The effort to develop a passenger rail line linking New Orleans and Baton Rouge could be gaining momentum.

The topic came up Wednesday during the 10th annual Louisiana Smart Growth Summit at the Shaw Center for the Arts in downtown Baton Rouge.

Knox Ross, secretary-treasurer of the Southern Rail Commission, an agency set up to promote rail service, said the cities that are succeeding and growing have made tremendous commitments to rail. That includes places across the political spectrum from Austin, Texas, to Salt Lake City, Utah.

“These are amenities young people want,” Ross said.

Both state Rep. John Bel Edwards and U.S. Sen. David Vitter, the two candidates for governor, have said they would support a rail line connecting Baton Rouge and New Orleans. Ross said there’s a study about extending Amtrak service from New Orleans to Orlando, Florida, and talk about creating a line along the Interstate 20 corridor linking Dallas-Fort Worth with Meridian, Mississippi.

“So many of our cities are losing air service, they’re at a competitive disadvantage,” Ross said. Rail service allows communities to tie themselves to a larger metro area like New Orleans, Dallas or Orlando.

John Spain, executive vice president of the Baton Rouge Area Foundation, said a play book has been developed to help Edwards or Vitter establish rail service between Baton Rouge and New Orleans during their first term as governor.

“We have an opportunity,” he said.

In a separate discussion, the head of the U.S. Department of Transportation said that urban planners and engineers have a chance to build transit systems that create opportunities for more people.

“We have an opportunity to make this generation of American transportation planning the most restorative in our history,” Anthony Foxx, secretary of the federal transportation department said in his closing keynote address to summit participants.

Foxx said there have been problems with highways, airports and rail lines “carving up neighborhoods” and leaving a bitter taste in the mouth of residents. “Instead of a lifeline, transportation became a wall,” he said.

The new thinking is building transportation networks that bring opportunities for jobs and a better life to people, instead of cutting them off.

One technical assistance program launched by the agency is LadderSTEP, which seeks to connect people to jobs, build transportation infrastructure and revitalize distressed neighborhoods.

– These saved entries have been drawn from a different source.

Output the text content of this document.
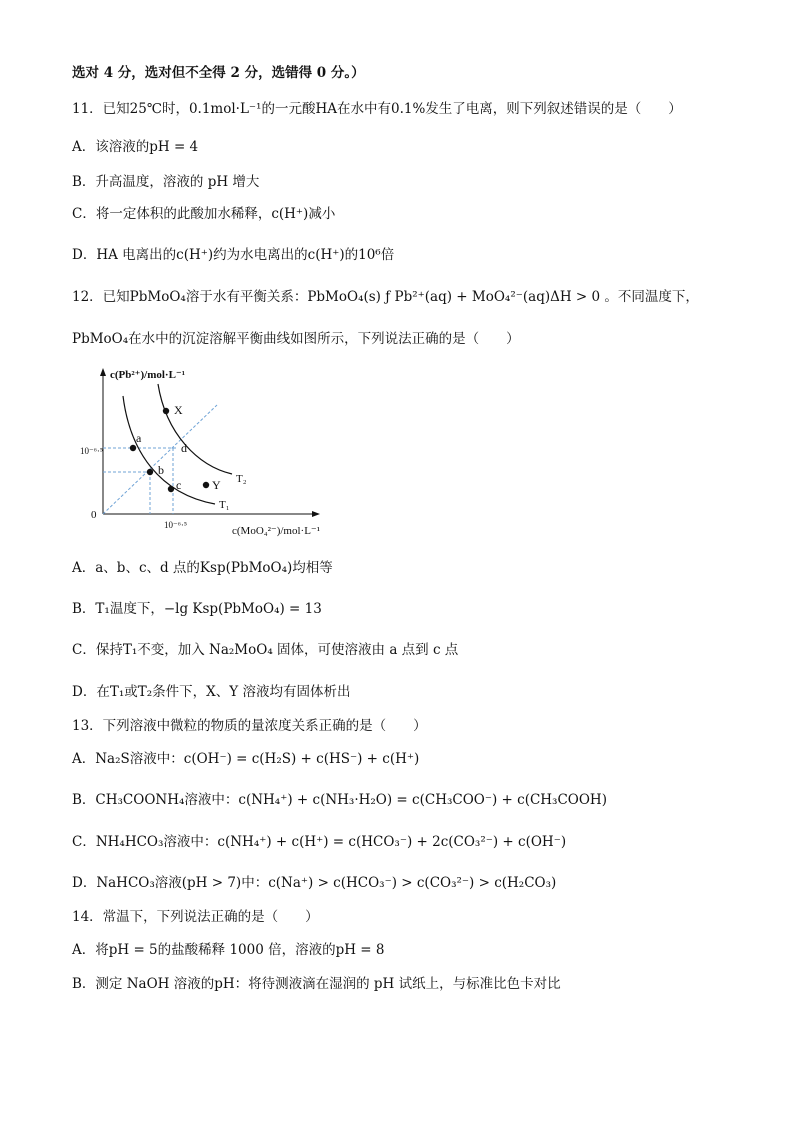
选对 4 分，选对但不全得 2 分，选错得 0 分。）
11．已知25℃时，0.1mol·L⁻¹的一元酸HA在水中有0.1%发生了电离，则下列叙述错误的是（　　）
A．该溶液的pH = 4
B．升高温度，溶液的 pH 增大
C．将一定体积的此酸加水稀释，c(H⁺)减小
D．HA 电离出的c(H⁺)约为水电离出的c(H⁺)的10⁶倍
12．已知PbMoO₄溶于水有平衡关系：PbMoO₄(s) ƒ Pb²⁺(aq) + MoO₄²⁻(aq)ΔH > 0 。不同温度下，
PbMoO₄在水中的沉淀溶解平衡曲线如图所示，下列说法正确的是（　　）
c(Pb²⁺)/mol·L⁻¹
c(MoO₄²⁻)/mol·L⁻¹
0
10⁻⁶·⁵
10⁻⁶·⁵
T₂
T₁
X
a
d
b
c	Y
A．a、b、c、d 点的Ksp(PbMoO₄)均相等
B．T₁温度下，−lg Ksp(PbMoO₄) = 13
C．保持T₁不变，加入 Na₂MoO₄ 固体，可使溶液由 a 点到 c 点
D．在T₁或T₂条件下，X、Y 溶液均有固体析出
13．下列溶液中微粒的物质的量浓度关系正确的是（　　）
A．Na₂S溶液中：c(OH⁻) = c(H₂S) + c(HS⁻) + c(H⁺)
B．CH₃COONH₄溶液中：c(NH₄⁺) + c(NH₃·H₂O) = c(CH₃COO⁻) + c(CH₃COOH)
C．NH₄HCO₃溶液中：c(NH₄⁺) + c(H⁺) = c(HCO₃⁻) + 2c(CO₃²⁻) + c(OH⁻)
D．NaHCO₃溶液(pH > 7)中：c(Na⁺) > c(HCO₃⁻) > c(CO₃²⁻) > c(H₂CO₃)
14．常温下，下列说法正确的是（　　）
A．将pH = 5的盐酸稀释 1000 倍，溶液的pH = 8
B．测定 NaOH 溶液的pH：将待测液滴在湿润的 pH 试纸上，与标准比色卡对比
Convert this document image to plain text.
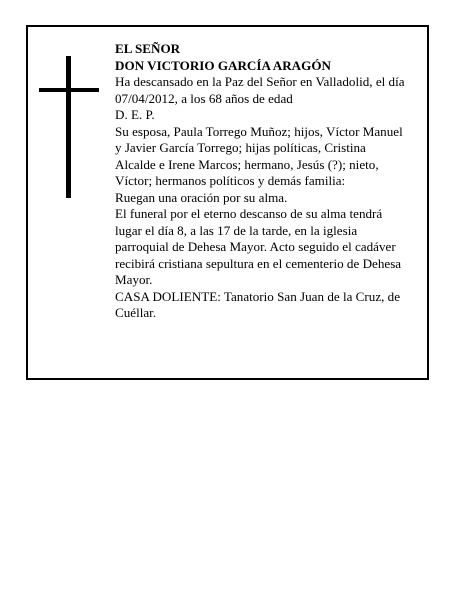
EL SEÑOR

DON VICTORIO GARCÍA ARAGÓN

Ha descansado en la Paz del Señor en Valladolid, el día

07/04/2012, a los 68 años de edad

D. E. P.

Su esposa, Paula Torrego Muñoz; hijos, Víctor Manuel

y Javier García Torrego; hijas políticas, Cristina

Alcalde e Irene Marcos; hermano, Jesús (?); nieto,

Víctor; hermanos políticos y demás familia:

Ruegan una oración por su alma.

El funeral por el eterno descanso de su alma tendrá

lugar el día 8, a las 17 de la tarde, en la iglesia

parroquial de Dehesa Mayor. Acto seguido el cadáver

recibirá cristiana sepultura en el cementerio de Dehesa

Mayor.

CASA DOLIENTE: Tanatorio San Juan de la Cruz, de

Cuéllar.
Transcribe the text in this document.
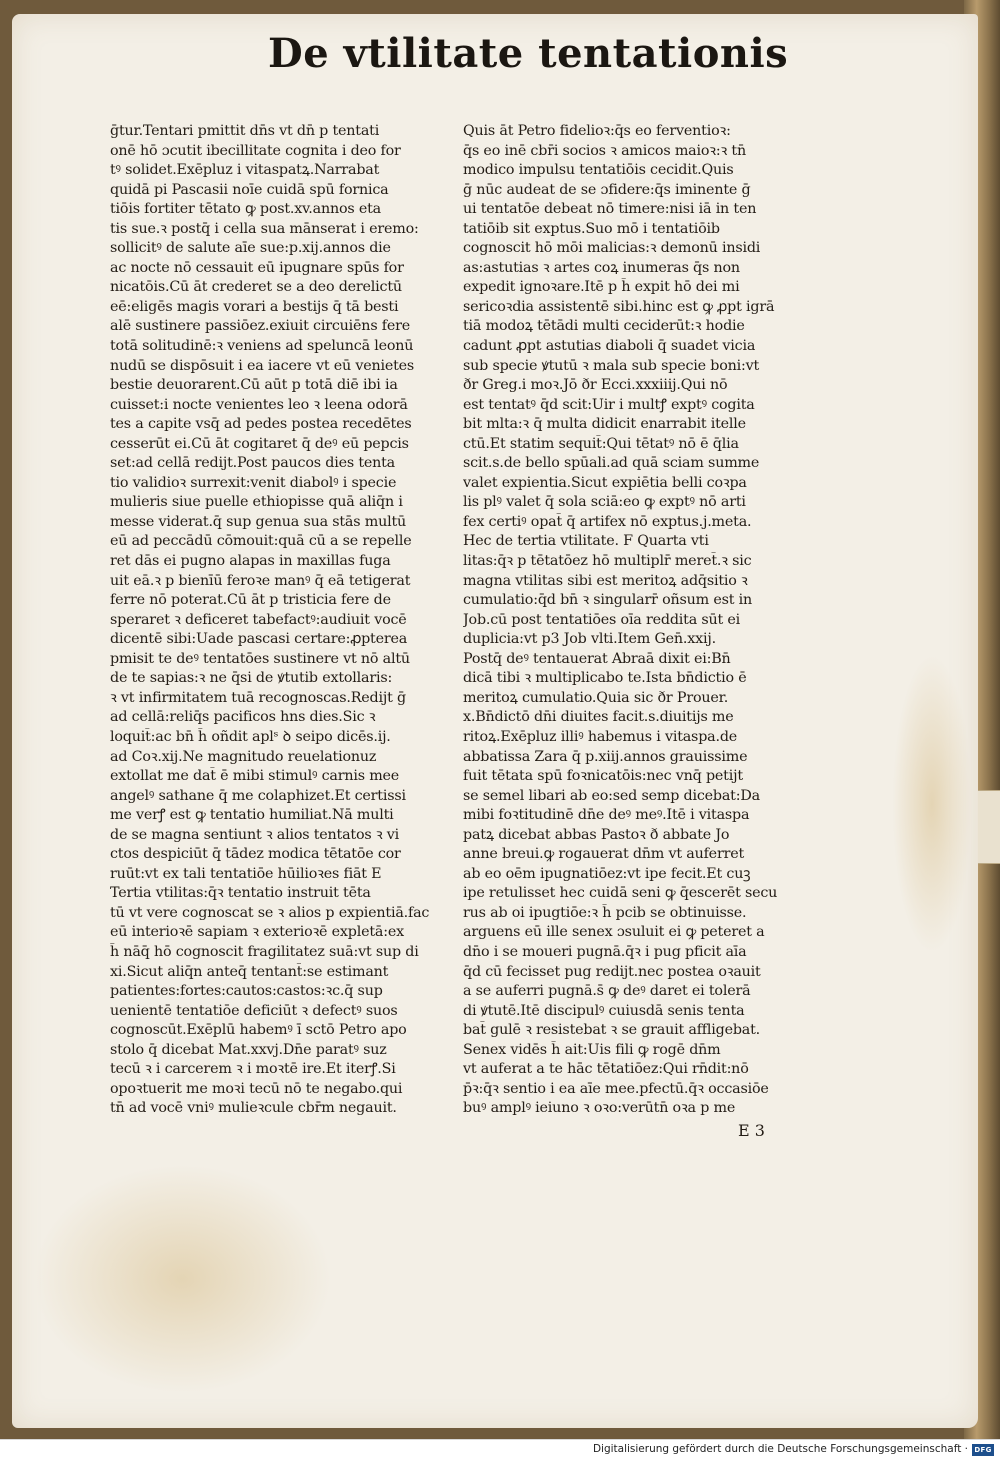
De vtilitate tentationis
ḡtur.Tentari pmittit dn̄s vt dn̄ p tentati
onē hō ɔcutit ibecillitate cognita i deo for
tꝰ solidet.Exēpluz i vitaspatꝝ.Narrabat
quidā pi Pascasii noīe cuidā spū fornica
tiōis fortiter tētato ꝙ post.xv.annos eta
tis sue.ꝛ postq̄ i cella sua mānserat i eremo:
sollicitꝰ de salute aīe sue:p.xij.annos die
ac nocte nō cessauit eū ipugnare spūs for
nicatōis.Cū āt crederet se a deo derelictū
eē:eligēs magis vorari a bestijs q̄ tā besti
alē sustinere passiōez.exiuit circuiēns fere
totā solitudinē:ꝛ veniens ad speluncā leonū
nudū se dispōsuit i ea iacere vt eū venietes
bestie deuorarent.Cū aūt p totā diē ibi ia
cuisset:i nocte venientes leo ꝛ leena odorā
tes a capite vsq̄ ad pedes postea recedētes
cesserūt ei.Cū āt cogitaret q̄ deꝰ eū pepcis
set:ad cellā redijt.Post paucos dies tenta
tio validioꝛ surrexit:venit diabolꝰ i specie
mulieris siue puelle ethiopisse quā aliq̄n i
messe viderat.q̄ sup genua sua stās multū
eū ad peccādū cōmouit:quā cū a se repelle
ret dās ei pugno alapas in maxillas fuga
uit eā.ꝛ p bienīū feroꝛe manꝰ q̄ eā tetigerat
ferre nō poterat.Cū āt p tristicia fere de
speraret ꝛ deficeret tabefactꝰ:audiuit vocē
dicentē sibi:Uade pascasi certare:ꝓpterea
pmisit te deꝰ tentatōes sustinere vt nō altū
de te sapias:ꝛ ne q̄si de ꝟtutib extollaris:
ꝛ vt infirmitatem tuā recognoscas.Redijt ḡ
ad cellā:reliq̄s pacificos hns dies.Sic ꝛ
loquit̄:ac bn̄ h̄ oñdit aplˢ ꝺ seipo dicēs.ij.
ad Coꝛ.xij.Ne magnitudo reuelationuz
extollat me dat̄ ē mibi stimulꝰ carnis mee
angelꝰ sathane q̄ me colaphizet.Et certissi
me verꝭ est ꝙ tentatio humiliat.Nā multi
de se magna sentiunt ꝛ alios tentatos ꝛ vi
ctos despiciūt q̄ tādez modica tētatōe cor
ruūt:vt ex tali tentatiōe hūilioꝛes fiāt E
Tertia vtilitas:q̄ꝛ tentatio instruit tēta
tū vt vere cognoscat se ꝛ alios p expientiā.fac
eū interioꝛē sapiam ꝛ exterioꝛē expletā:ex
h̄ nāq̄ hō cognoscit fragilitatez suā:vt sup di
xi.Sicut aliq̄n anteq̄ tentant̄:se estimant
patientes:fortes:cautos:castos:ꝛc.q̄ sup
uenientē tentatiōe deficiūt ꝛ defectꝰ suos
cognoscūt.Exēplū habemꝰ ī sctō Petro apo
stolo q̄ dicebat Mat.xxvj.Dn̄e paratꝰ suz
tecū ꝛ i carcerem ꝛ i moꝛtē ire.Et iterꝭ.Si
opoꝛtuerit me moꝛi tecū nō te negabo.qui
tn̄ ad vocē vniꝰ mulieꝛcule cbr̄m negauit.
Quis āt Petro fidelioꝛ:q̄s eo ferventioꝛ:
q̄s eo inē cbr̄i socios ꝛ amicos maioꝛ:ꝛ tn̄
modico impulsu tentatiōis cecidit.Quis
ḡ nūc audeat de se ɔfidere:q̄s iminente ḡ
ui tentatōe debeat nō timere:nisi iā in ten
tatiōib sit exptus.Suo mō i tentatiōib
cognoscit hō mōi malicias:ꝛ demonū insidi
as:astutias ꝛ artes coꝝ inumeras q̄s non
expedit ignoꝛare.Itē p h̄ expit hō dei mi
sericoꝛdia assistentē sibi.hinc est ꝙ ꝓpt igrā
tiā modoꝝ tētādi multi ceciderūt:ꝛ hodie
cadunt ꝓpt astutias diaboli q̄ suadet vicia
sub specie ꝟtutū ꝛ mala sub specie boni:vt
ðr Greg.i moꝛ.Jō ðr Ecci.xxxiiij.Qui nō
est tentatꝰ q̄d scit:Uir i multꝭ exptꝰ cogita
bit mlta:ꝛ q̄ multa didicit enarrabit itelle
ctū.Et statim sequit̄:Qui tētatꝰ nō ē q̄lia
scit.s.de bello spūali.ad quā sciam summe
valet expientia.Sicut expiētia belli coꝛpa
lis plꝰ valet q̄ sola sciā:eo ꝙ exptꝰ nō arti
fex certiꝰ opat̄ q̄ artifex nō exptus.j.meta.
Hec de tertia vtilitate. F Quarta vti
litas:q̄ꝛ p tētatōez hō multiplr̄ meret̄.ꝛ sic
magna vtilitas sibi est meritoꝝ adq̄sitio ꝛ
cumulatio:q̄d bn̄ ꝛ singularr̄ oñsum est in
Job.cū post tentatiōes oīa reddita sūt ei
duplicia:vt p3 Job vlti.Item Gen̄.xxij.
Postq̄ deꝰ tentauerat Abraā dixit ei:Bn̄
dicā tibi ꝛ multiplicabo te.Ista bn̄dictio ē
meritoꝝ cumulatio.Quia sic ðr Prouer.
x.Bn̄dictō dn̄i diuites facit.s.diuitijs me
ritoꝝ.Exēpluz illiꝰ habemus i vitaspa.de
abbatissa Zara q̄ p.xiij.annos grauissime
fuit tētata spū foꝛnicatōis:nec vnq̄ petijt
se semel libari ab eo:sed semp dicebat:Da
mibi foꝛtitudinē dn̄e deꝰ meꝰ.Itē i vitaspa
patꝝ dicebat abbas Pastoꝛ ð abbate Jo
anne breui.ꝙ rogauerat dn̄m vt auferret
ab eo oēm ipugnatiōez:vt ipe fecit.Et cuꝫ
ipe retulisset hec cuidā seni ꝙ q̄escerēt secu
rus ab oi ipugtiōe:ꝛ h̄ pcib se obtinuisse.
arguens eū ille senex ɔsuluit ei ꝙ peteret a
dn̄o i se moueri pugnā.q̄ꝛ i pug pficit aīa
q̄d cū fecisset pug redijt.nec postea oꝛauit
a se auferri pugnā.s̄ ꝙ deꝰ daret ei tolerā
di ꝟtutē.Itē discipulꝰ cuiusdā senis tenta
bat̄ gulē ꝛ resistebat ꝛ se grauit affligebat.
Senex vidēs h̄ ait:Uis fili ꝙ rogē dn̄m
vt auferat a te hāc tētatiōez:Qui rn̄dit:nō
p̄ꝛ:q̄ꝛ sentio i ea aīe mee.pfectū.q̄ꝛ occasiōe
buꝰ amplꝰ ieiuno ꝛ oꝛo:verūtn̄ oꝛa p me
E 3
Digitalisierung gefördert durch die Deutsche Forschungsgemeinschaft · DFG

In April, Baton Rouge was one of seven cities selected by the Federal Transit Authority to participate in LadderSTEP and get technical assistance for developing a streetcar line connecting LSU and downtown. The first meeting with federal officials was held Wednesday.

Michael Townes, a rail and transit market sector leader for HNTB, a Virginia-based engineering firm working on several projects in Baton Rouge, said officials with the FTA see the LSU to downtown streetcar line as a “showcase project.”

“This could be a national template for implementing a streetcar line and the economic development benefits in a medium-sized community,” Townes said.